Run an Analyze job due to an inactive or degraded multilink configuration	Ensure that: The DD and CyberSense interfaces are enabled. The cabling and switches between the interfaces are working correctly. A DD Boost user is configured on the CyberSense host There are no hardware issues. You can remove a link, but might encounter performance issues.
Run a policy, sandbox, or recovery due to mount errors from the DD system	Ensure that the NFSv4 and NFSv3 settings on the DD system are configured to run NFS operations: From the DD UI, got to Protocols > NFS and then click Options.

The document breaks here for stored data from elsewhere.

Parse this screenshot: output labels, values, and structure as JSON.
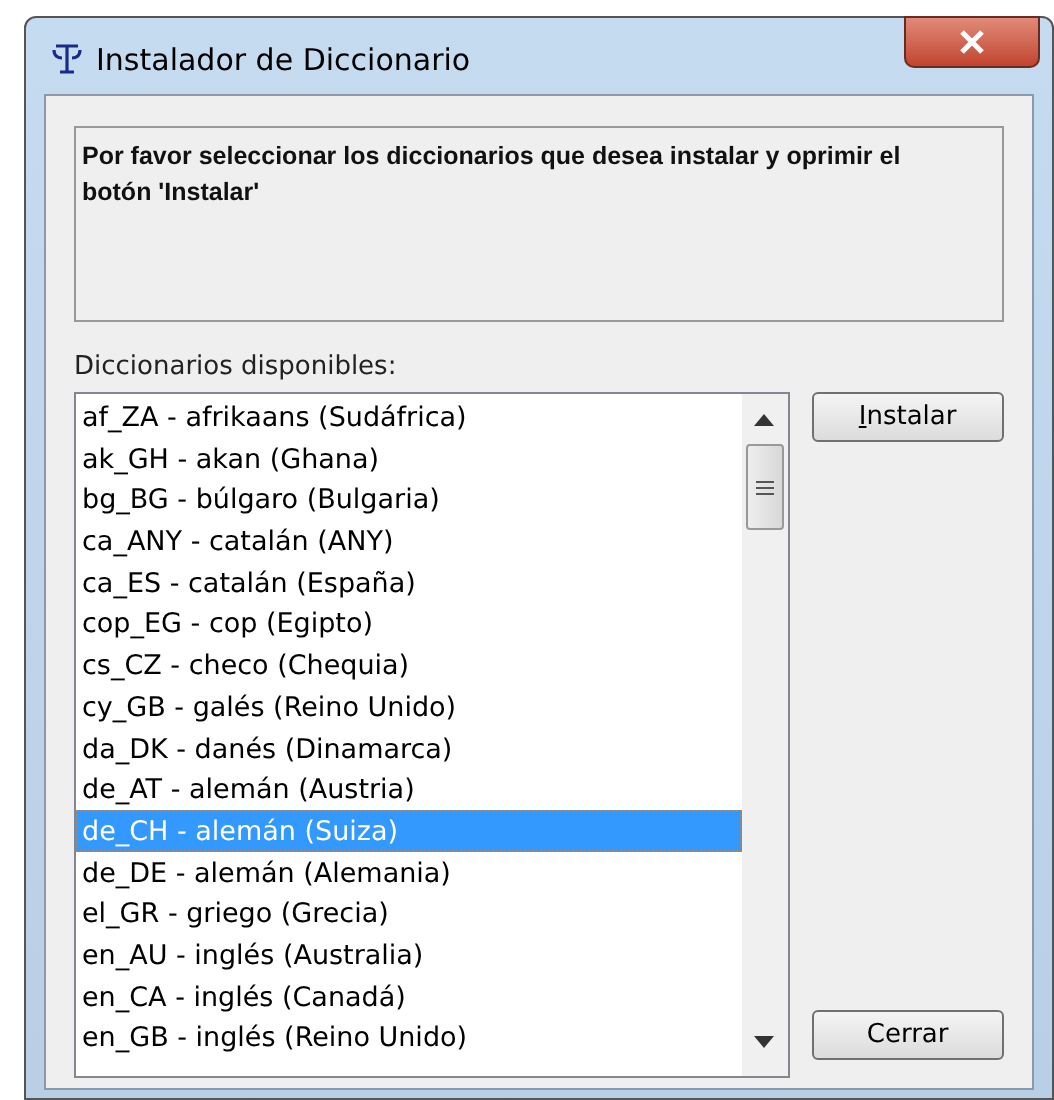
{
  "window": {
    "title": "Instalador de Diccionario"
  },
  "message": "Por favor seleccionar los diccionarios que desea instalar y oprimir el botón 'Instalar'",
  "list_label": "Diccionarios disponibles:",
  "dictionaries": [
    {
      "label": "af_ZA - afrikaans (Sudáfrica)",
      "selected": false
    },
    {
      "label": "ak_GH - akan (Ghana)",
      "selected": false
    },
    {
      "label": "bg_BG - búlgaro (Bulgaria)",
      "selected": false
    },
    {
      "label": "ca_ANY - catalán (ANY)",
      "selected": false
    },
    {
      "label": "ca_ES - catalán (España)",
      "selected": false
    },
    {
      "label": "cop_EG - cop (Egipto)",
      "selected": false
    },
    {
      "label": "cs_CZ - checo (Chequia)",
      "selected": false
    },
    {
      "label": "cy_GB - galés (Reino Unido)",
      "selected": false
    },
    {
      "label": "da_DK - danés (Dinamarca)",
      "selected": false
    },
    {
      "label": "de_AT - alemán (Austria)",
      "selected": false
    },
    {
      "label": "de_CH - alemán (Suiza)",
      "selected": true
    },
    {
      "label": "de_DE - alemán (Alemania)",
      "selected": false
    },
    {
      "label": "el_GR - griego (Grecia)",
      "selected": false
    },
    {
      "label": "en_AU - inglés (Australia)",
      "selected": false
    },
    {
      "label": "en_CA - inglés (Canadá)",
      "selected": false
    },
    {
      "label": "en_GB - inglés (Reino Unido)",
      "selected": false
    }
  ],
  "buttons": [
    {
      "label": "Instalar",
      "mnemonic_underlined": true
    },
    {
      "label": "Cerrar",
      "mnemonic_underlined": false
    }
  ]
}
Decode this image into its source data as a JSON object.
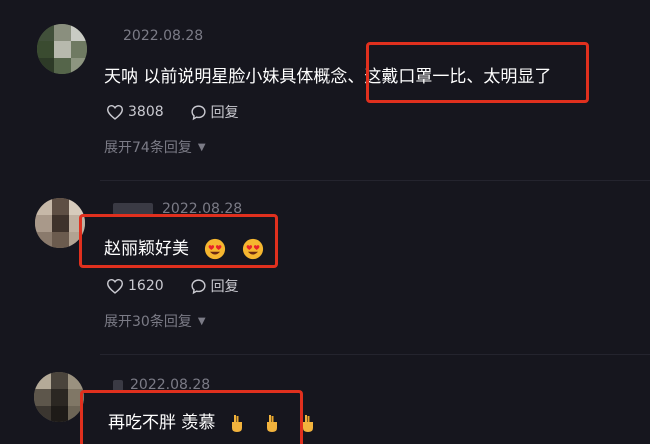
{
  "comments": [
    {
      "date": "2022.08.28",
      "text_a": "天呐 以前说明星脸小妹具体概念、",
      "text_b": "这戴口罩一比、太明显了",
      "likes": "3808",
      "reply_label": "回复",
      "replies": "展开74条回复"
    },
    {
      "date": "2022.08.28",
      "text": "赵丽颖好美",
      "emojis": [
        "heart-eyes-icon",
        "heart-eyes-icon"
      ],
      "likes": "1620",
      "reply_label": "回复",
      "replies": "展开30条回复"
    },
    {
      "date": "2022.08.28",
      "text": "再吃不胖 羡慕",
      "emojis": [
        "fingers-crossed-icon",
        "fingers-crossed-icon",
        "fingers-crossed-icon"
      ]
    }
  ],
  "colors": {
    "background": "#16161e",
    "muted": "#7b7b86",
    "highlight": "#e0301e"
  }
}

To run an NFSv3 server only, ensure that the values for the Default Export Version and Default Servers Version fields are set to `NFSv3`. To run an NFSv4 server only, ensure that the values for the Default Export Version and Default Servers Version fields are set to `NFSv4` and the NFSv4 ID Map Out Numeric field is set to `always`. To run both an NFSv3 and NFSv4 server, ensure that the values for the Default Export Version and Default Servers Version fields are set to `NFSv3 and NFSv4` and the NFSv4 ID Map Out Numeric field is set to `always`.
Perform a PowerProtect Data Manager successfully	If NFS v4 is enabled on the DD system in the Cyber Recovery vault, either disable it and use NFS v3 or use DD Boost for the server DR Mtree.
See a successful DR backup job status after you recover a DR backup	If you recover a DR backup, after the recovery, the DR backup job is displayed as a critical failed job. Ignore this status; you do not need to take any action.